Likelihood Ratio Tests by Kernel Gaussian Embedding

We propose a novel kernel-based nonparametric two-sample test, employing the combined use of kernel mean and kernel covariance embedding. Our test builds on recent results showing how such combined embeddings map distinct probability measures to mutually singular Gaussian measures on the kernel's RKHS. Leveraging this result, we construct a test statistic based on the relative entropy between the Gaussian embeddings, i.e.\ the likelihood ratio. The likelihood ratio is specifically tailored to detect equality versus singularity of two Gaussians, and satisfies a ``$0/\infty$" law, in that it vanishes under the null and diverges under the alternative. To implement the test in finite samples, we introduce a regularised version, calibrated by way of permutation. We prove consistency, establish uniform power guarantees under mild conditions, and discuss how our framework unifies and extends prior approaches based on spectrally regularized MMD. Empirical results on synthetic and real data demonstrate remarkable gains in power compared to state-of-the-art methods, particularly in high-dimensional and weak-signal regimes.

From Two Sample Testing to Singular Gaussian Discrimination

We establish that testing for the equality of two probability measures on a general separable and compact metric space is equivalent to testing for the singularity between two corresponding Gaussian measures on a suitable Reproducing Kernel Hilbert Space. The corresponding Gaussians are defined via the notion of kernel mean and covariance embedding of a probability measure. Discerning two singular Gaussians is fundamentally simpler from an information-theoretic perspective than non-parametric two-sample testing, particularly in high-dimensional settings. Our proof leverages the Feldman-Hajek criterion for singularity/equivalence of Gaussians on Hilbert spaces, and shows that discrepancies between distributions are heavily magnified through their corresponding Gaussian embeddings: at a population level, distinct probability measures lead to essentially separated Gaussian embeddings.

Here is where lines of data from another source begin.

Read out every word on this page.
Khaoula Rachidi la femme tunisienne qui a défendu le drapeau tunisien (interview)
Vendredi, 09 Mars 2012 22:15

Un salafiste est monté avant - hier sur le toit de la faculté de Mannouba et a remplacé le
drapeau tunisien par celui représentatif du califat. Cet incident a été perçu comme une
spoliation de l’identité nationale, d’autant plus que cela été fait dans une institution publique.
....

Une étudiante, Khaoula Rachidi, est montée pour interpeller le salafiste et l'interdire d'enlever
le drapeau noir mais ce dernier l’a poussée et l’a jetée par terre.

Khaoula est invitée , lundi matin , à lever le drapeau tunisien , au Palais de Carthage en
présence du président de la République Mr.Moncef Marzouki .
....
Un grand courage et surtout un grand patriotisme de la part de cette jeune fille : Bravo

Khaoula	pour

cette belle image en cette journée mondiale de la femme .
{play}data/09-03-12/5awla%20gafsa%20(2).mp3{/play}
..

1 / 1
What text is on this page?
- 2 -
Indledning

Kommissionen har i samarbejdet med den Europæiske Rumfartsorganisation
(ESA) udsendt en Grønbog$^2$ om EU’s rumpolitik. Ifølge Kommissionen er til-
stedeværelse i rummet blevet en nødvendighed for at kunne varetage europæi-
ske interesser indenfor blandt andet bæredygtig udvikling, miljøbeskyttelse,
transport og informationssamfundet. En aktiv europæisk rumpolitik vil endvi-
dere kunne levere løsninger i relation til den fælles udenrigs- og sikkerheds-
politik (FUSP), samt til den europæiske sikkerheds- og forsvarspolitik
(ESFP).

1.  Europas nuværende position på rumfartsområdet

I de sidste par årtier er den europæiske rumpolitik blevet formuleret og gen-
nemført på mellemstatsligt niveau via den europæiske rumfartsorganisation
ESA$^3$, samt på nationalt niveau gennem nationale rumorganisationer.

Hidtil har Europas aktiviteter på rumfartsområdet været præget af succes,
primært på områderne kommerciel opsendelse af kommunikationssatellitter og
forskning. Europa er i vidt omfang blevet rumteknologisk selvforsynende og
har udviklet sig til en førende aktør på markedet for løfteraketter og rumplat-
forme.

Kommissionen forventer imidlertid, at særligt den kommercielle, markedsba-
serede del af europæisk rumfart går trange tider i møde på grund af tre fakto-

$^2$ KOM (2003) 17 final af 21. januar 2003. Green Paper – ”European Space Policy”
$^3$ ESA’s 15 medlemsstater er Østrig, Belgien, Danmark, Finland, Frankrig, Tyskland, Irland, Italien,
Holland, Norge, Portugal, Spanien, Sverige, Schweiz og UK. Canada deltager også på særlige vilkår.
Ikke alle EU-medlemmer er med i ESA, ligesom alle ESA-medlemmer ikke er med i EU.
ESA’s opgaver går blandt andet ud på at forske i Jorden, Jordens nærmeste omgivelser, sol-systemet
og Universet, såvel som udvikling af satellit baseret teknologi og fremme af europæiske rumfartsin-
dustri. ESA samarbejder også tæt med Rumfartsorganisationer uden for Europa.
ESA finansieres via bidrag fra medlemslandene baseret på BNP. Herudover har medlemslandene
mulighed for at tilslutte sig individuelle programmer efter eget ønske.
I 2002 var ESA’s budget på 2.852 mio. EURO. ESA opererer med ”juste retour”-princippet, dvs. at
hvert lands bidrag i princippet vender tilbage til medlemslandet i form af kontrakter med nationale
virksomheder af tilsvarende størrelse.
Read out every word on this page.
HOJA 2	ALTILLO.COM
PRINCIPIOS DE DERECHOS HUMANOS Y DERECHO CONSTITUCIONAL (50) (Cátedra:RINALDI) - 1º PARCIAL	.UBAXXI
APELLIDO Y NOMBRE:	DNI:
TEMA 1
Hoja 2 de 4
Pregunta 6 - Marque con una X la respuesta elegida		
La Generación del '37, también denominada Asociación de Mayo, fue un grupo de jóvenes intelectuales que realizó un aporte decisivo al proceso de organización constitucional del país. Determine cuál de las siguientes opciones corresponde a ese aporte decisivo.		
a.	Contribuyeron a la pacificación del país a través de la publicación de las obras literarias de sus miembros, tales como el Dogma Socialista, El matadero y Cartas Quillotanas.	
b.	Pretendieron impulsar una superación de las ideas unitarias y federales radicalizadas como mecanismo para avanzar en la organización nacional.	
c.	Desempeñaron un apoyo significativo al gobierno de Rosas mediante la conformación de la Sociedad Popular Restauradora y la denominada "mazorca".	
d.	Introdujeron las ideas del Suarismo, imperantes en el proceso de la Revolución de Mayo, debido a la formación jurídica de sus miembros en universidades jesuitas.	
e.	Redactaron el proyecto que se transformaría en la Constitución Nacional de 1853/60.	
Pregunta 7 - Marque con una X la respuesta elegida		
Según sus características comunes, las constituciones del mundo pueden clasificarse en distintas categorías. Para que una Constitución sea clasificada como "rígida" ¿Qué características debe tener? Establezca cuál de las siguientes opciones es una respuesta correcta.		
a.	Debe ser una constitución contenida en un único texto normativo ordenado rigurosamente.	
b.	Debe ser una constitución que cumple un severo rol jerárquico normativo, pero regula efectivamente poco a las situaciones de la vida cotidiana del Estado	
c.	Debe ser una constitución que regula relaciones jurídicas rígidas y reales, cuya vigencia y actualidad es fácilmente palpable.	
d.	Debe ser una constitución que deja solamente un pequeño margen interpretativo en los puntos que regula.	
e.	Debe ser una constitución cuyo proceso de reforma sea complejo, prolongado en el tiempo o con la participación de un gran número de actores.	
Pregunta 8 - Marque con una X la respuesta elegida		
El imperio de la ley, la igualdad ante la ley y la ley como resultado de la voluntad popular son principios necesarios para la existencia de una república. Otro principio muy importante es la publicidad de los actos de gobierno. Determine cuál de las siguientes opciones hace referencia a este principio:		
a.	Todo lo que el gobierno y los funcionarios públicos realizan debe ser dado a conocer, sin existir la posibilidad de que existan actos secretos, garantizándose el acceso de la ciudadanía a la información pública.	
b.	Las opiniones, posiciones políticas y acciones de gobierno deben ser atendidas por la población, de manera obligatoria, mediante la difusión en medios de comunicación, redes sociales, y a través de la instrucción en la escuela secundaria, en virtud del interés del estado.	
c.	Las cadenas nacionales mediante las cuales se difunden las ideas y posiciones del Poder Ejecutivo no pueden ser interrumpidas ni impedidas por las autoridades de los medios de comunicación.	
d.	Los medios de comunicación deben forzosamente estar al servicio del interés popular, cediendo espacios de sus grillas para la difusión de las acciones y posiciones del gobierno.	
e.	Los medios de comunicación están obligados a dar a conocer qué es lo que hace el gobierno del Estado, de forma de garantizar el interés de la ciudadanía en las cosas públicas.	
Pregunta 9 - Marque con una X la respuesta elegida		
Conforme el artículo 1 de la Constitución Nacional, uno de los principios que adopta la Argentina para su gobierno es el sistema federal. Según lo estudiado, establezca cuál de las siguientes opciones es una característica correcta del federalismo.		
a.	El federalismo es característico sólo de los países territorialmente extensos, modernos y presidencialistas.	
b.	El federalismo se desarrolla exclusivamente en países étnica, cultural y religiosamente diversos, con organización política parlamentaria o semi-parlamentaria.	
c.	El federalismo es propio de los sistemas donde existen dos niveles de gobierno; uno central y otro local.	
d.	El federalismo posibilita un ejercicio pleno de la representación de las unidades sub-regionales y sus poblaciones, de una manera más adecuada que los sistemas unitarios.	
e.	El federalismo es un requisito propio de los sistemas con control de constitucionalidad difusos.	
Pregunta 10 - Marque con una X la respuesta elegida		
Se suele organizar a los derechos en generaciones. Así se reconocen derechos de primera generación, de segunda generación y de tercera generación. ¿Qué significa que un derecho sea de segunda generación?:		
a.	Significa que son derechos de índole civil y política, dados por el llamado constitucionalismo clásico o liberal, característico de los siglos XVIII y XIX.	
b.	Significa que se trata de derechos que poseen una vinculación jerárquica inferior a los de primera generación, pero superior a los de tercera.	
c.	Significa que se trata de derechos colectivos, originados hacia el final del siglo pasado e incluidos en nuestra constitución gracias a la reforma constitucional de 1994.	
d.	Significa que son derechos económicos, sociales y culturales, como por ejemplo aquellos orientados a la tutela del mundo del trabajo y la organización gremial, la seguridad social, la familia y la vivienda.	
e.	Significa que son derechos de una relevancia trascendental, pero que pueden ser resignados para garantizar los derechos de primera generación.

This appears to be a new instance of the blessing of dimensionality that can be harnessed for the design of efficient inference tools in great generality.

Computerized Tomography and Reproducing Kernels

The X-ray transform is one of the most fundamental integral operators in image processing and reconstruction. In this article, we revisit its mathematical formalism, and propose an innovative approach making use of Reproducing Kernel Hilbert Spaces (RKHS). Within this framework, the X-ray transform can be considered as a natural analogue of Euclidean projections. The RKHS framework considerably simplifies projection image interpolation, and leads to an analogue of the celebrated representer theorem for the problem of tomographic reconstruction. It leads to methodology that is dimension-free and stands apart from conventional filtered back-projection techniques, as it does not hinge on the Fourier transform. It also allows us to establish sharp stability results at a genuinely functional level, but in the realistic setting where the data are discrete and noisy. The RKHS framework is amenable to any reproducing kernel on a unit ball, affording a high level of generality. When the kernel is chosen to be rotation-invariant, one can obtain explicit spectral representations which elucidate the regularity structure of the associated Hilbert spaces, and one can also solve the reconstruction problem at the same computational cost as filtered back-projection.

CovNet: Covariance Networks for Functional Data on Multidimensional Domains

Covariance estimation is ubiquitous in functional data analysis. Yet, the case of functional observations over multidimensional domains introduces computational and statistical challenges, rendering the standard methods effectively inapplicable. To address this problem, we introduce Covariance Networks (CovNet) as a modeling and estimation tool. The CovNet model is universal -- it can be used to approximate any covariance up to desired precision. Moreover, the model can be fitted efficiently to the data and its neural network architecture allows us to employ modern computational tools in the implementation. The CovNet model also admits a closed-form eigen-decomposition, which can be computed efficiently, without constructing the covariance itself. This facilitates easy storage and subsequent manipulation in the context of the CovNet. Moreover, we establish consistency of the proposed estimator and derive its rate of convergence. The usefulness of the proposed method is demonstrated by means of an extensive simulation study.